While federal and city officials were announcing the arrests of
48 of 52 suspects Tuesday afternoon, the effect of the crackdown
was not evident on many Hartford street corners. Dozens of men suspected
of dealing illegal drugs appeared to be doing business as usual.
Hattie Harris and Elaine Hightower, both residents of Vine Street
in Hartford's North End, only had to go to their windows Tuesday
evening to see teenagers, who they suspected of drug dealing, loitering
outside their buildings.
The trouble is as the night grows colder, the teenagers come inside
to sell illegal drugs, the women said.
"I don't see a difference" or a slowdown in drug dealings,
said Harris, since the bulk of the arrests were made in November
and December. "I think it's a great thing what they did. But
you've got many more [alleged dealers] over on Albany Avenue and
Sigourney Street. At least they are making a new beginning. What
about phase two and phase three? I'll be watching to see what they
are doing," Harris said.
The fact that the byproduct of drug dealing is often violence became
clear Tuesday morning when Hightower walked into her front room and
spotted a bullethole in her window. "I looked up there and I
said, `My God. ... The bullet came right through my window.' I stood
there for about a half an hour. I couldn't believe it. It scared
me, but what am I going to do?"
U.S. Attorney Kevin O'Connor said earlier Tuesday federal officials
successfully teamed up with Hartford police, and the Northern Connecticut
Violent Crime Task Force to put a dent in the city's crack cocaine
drug trade. He acknowledged the problem hasn't been solved.

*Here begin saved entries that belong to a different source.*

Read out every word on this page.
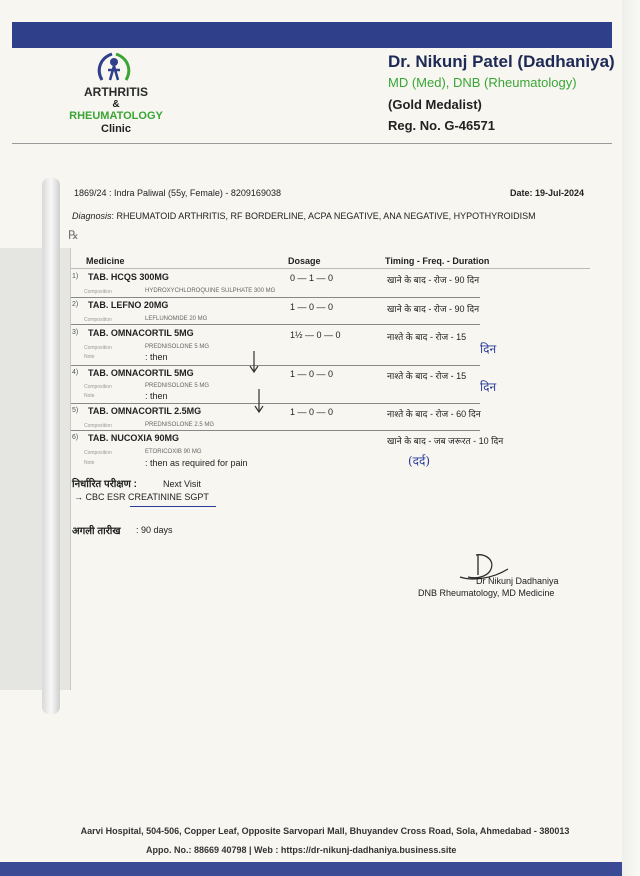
ARTHRITIS
&
RHEUMATOLOGY
Clinic
Dr. Nikunj Patel (Dadhaniya)
MD (Med), DNB (Rheumatology)
(Gold Medalist)
Reg. No. G-46571
1869/24 : Indra Paliwal (55y, Female) - 8209169038	Date: 19-Jul-2024
Diagnosis: RHEUMATOID ARTHRITIS, RF BORDERLINE, ACPA NEGATIVE, ANA NEGATIVE, HYPOTHYROIDISM
℞
Medicine	Dosage	Timing - Freq. - Duration
1) TAB. HCQS 300MG
Composition	HYDROXYCHLOROQUINE SULPHATE 300 MG
0 — 1 — 0	खाने के बाद - रोज - 90 दिन
2) TAB. LEFNO 20MG
Composition	LEFLUNOMIDE 20 MG
1 — 0 — 0	खाने के बाद - रोज - 90 दिन
3) TAB. OMNACORTIL 5MG
Composition	PREDNISOLONE 5 MG
Note	: then
1½ — 0 — 0	नाश्ते के बाद - रोज - 15
दिन
4) TAB. OMNACORTIL 5MG
Composition	PREDNISOLONE 5 MG
Note	: then
1 — 0 — 0	नाश्ते के बाद - रोज - 15
दिन
5) TAB. OMNACORTIL 2.5MG
Composition	PREDNISOLONE 2.5 MG
1 — 0 — 0	नाश्ते के बाद - रोज - 60 दिन
6) TAB. NUCOXIA 90MG
Composition	ETORICOXIB 90 MG
Note	: then as required for pain
खाने के बाद - जब जरूरत - 10 दिन
(दर्द)
निर्धारित परीक्षण :	Next Visit
→ CBC ESR CREATININE SGPT
अगली तारीख : 90 days
Dr Nikunj Dadhaniya
DNB Rheumatology, MD Medicine
Aarvi Hospital, 504-506, Copper Leaf, Opposite Sarvopari Mall, Bhuyandev Cross Road, Sola, Ahmedabad - 380013
Appo. No.: 88669 40798 | Web : https://dr-nikunj-dadhaniya.business.site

"We are not naïve enough to think that we've stopped the
drugs. ... As long as there is a demand, there will be people who
will supply that demand," O'Connor said.
Nevertheless, O'Connor said, the crackdown, dubbed "Operation
Big Boy," was a huge success.
"We haven't eradicated the drug problem in Connecticut," he
said. "But we've dismantled this particular operation. It is
a significant accomplishment."
The investigation, which started about 10 months ago, was sparked
by an appeal from Hartford police officers Nestor Caraballo and Jose
Santiago and others from the department's community response division.
They said in part that if something wasn't done about the drug-related
violence on Middlefield and East Raymond streets, people could die.

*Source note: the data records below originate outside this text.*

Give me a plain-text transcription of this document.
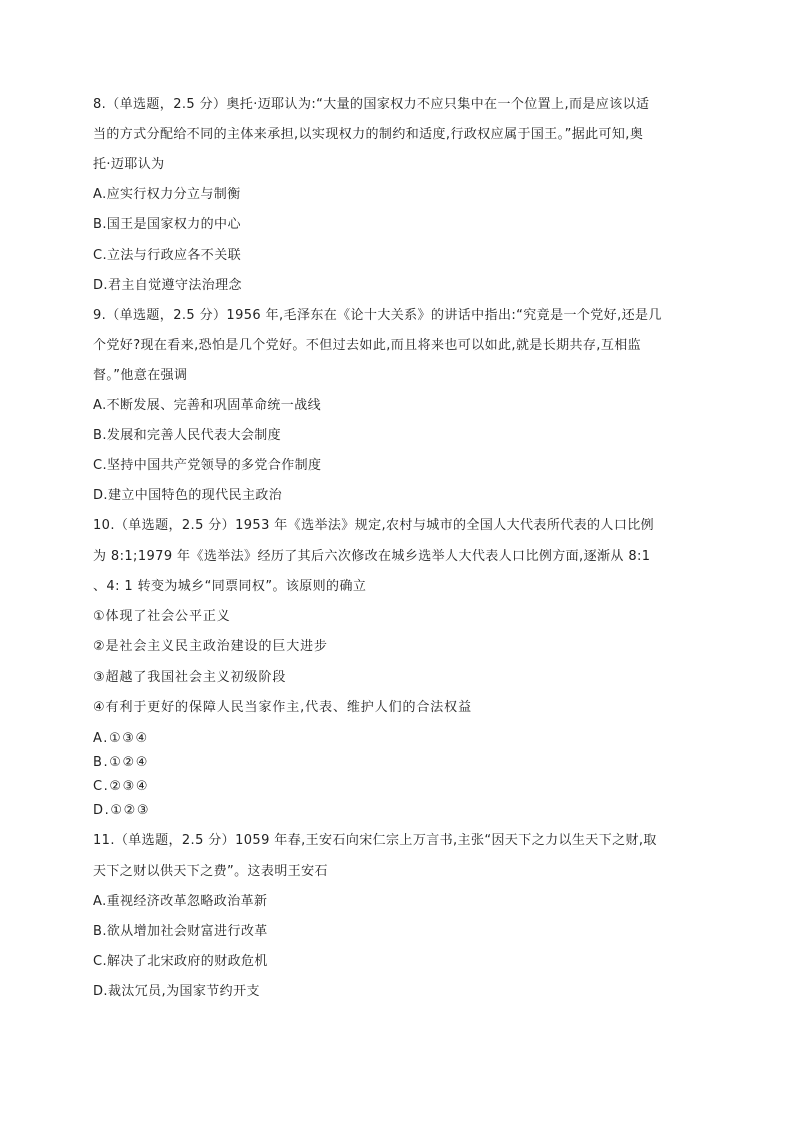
8.（单选题，2.5 分）奥托·迈耶认为:“大量的国家权力不应只集中在一个位置上,而是应该以适
当的方式分配给不同的主体来承担,以实现权力的制约和适度,行政权应属于国王。”据此可知,奥
托·迈耶认为
A.应实行权力分立与制衡
B.国王是国家权力的中心
C.立法与行政应各不关联
D.君主自觉遵守法治理念
9.（单选题，2.5 分）1956 年,毛泽东在《论十大关系》的讲话中指出:“究竟是一个党好,还是几
个党好?现在看来,恐怕是几个党好。不但过去如此,而且将来也可以如此,就是长期共存,互相监
督。”他意在强调
A.不断发展、完善和巩固革命统一战线
B.发展和完善人民代表大会制度
C.坚持中国共产党领导的多党合作制度
D.建立中国特色的现代民主政治
10.（单选题，2.5 分）1953 年《选举法》规定,农村与城市的全国人大代表所代表的人口比例
为 8:1;1979 年《选举法》经历了其后六次修改在城乡选举人大代表人口比例方面,逐渐从 8:1
、4: 1 转变为城乡“同票同权”。该原则的确立
①体现了社会公平正义
②是社会主义民主政治建设的巨大进步
③超越了我国社会主义初级阶段
④有利于更好的保障人民当家作主,代表、维护人们的合法权益
A.①③④
B.①②④
C.②③④
D.①②③
11.（单选题，2.5 分）1059 年春,王安石向宋仁宗上万言书,主张“因天下之力以生天下之财,取
天下之财以供天下之费”。这表明王安石
A.重视经济改革忽略政治革新
B.欲从增加社会财富进行改革
C.解决了北宋政府的财政危机
D.裁汰冗员,为国家节约开支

Hartford's request for help resulted in a federal wiretap of nine
telephones of suspected drug dealers, who were arrested from November
to January. The telephone conversations ultimately helped the team
uncover a complicated criminal enterprise operating out of private
homes and The Frontline Café and Rodfield Fashions on Albany
Avenue.
FBI Special Agents Robert E. Bornstein and William B. Aldenberg
took the lead as the wiretaps progressed from lower level street
dealers to what O'Connor called the "big fish." Primary
members of the network who were charged are Noel Keating, 45, a former
state Department of Correction officer from Bloomfield; his wife,
Lois Keating, 45, who co-owned the Frontline Café on Albany
Avenue; and Richard Carter, 39, and Negus Forrester, 27, both of
Hartford. Four others, Clayton Robinson, 23, Ricardo Fuller, 23,
Michael Jaramillo, 29, and Kenneth "Chucky" Powell, 31,
are still at large and wanted on federal narcotics charges, O'Connor
said.
Federal authorities say Noel Keating and Carter were at the top
of the crack cocaine ladder, because they provided the space where
powder cocaine was transformed into crack, O'Connor said. But the
source of the enterprise was far away from Connecticut.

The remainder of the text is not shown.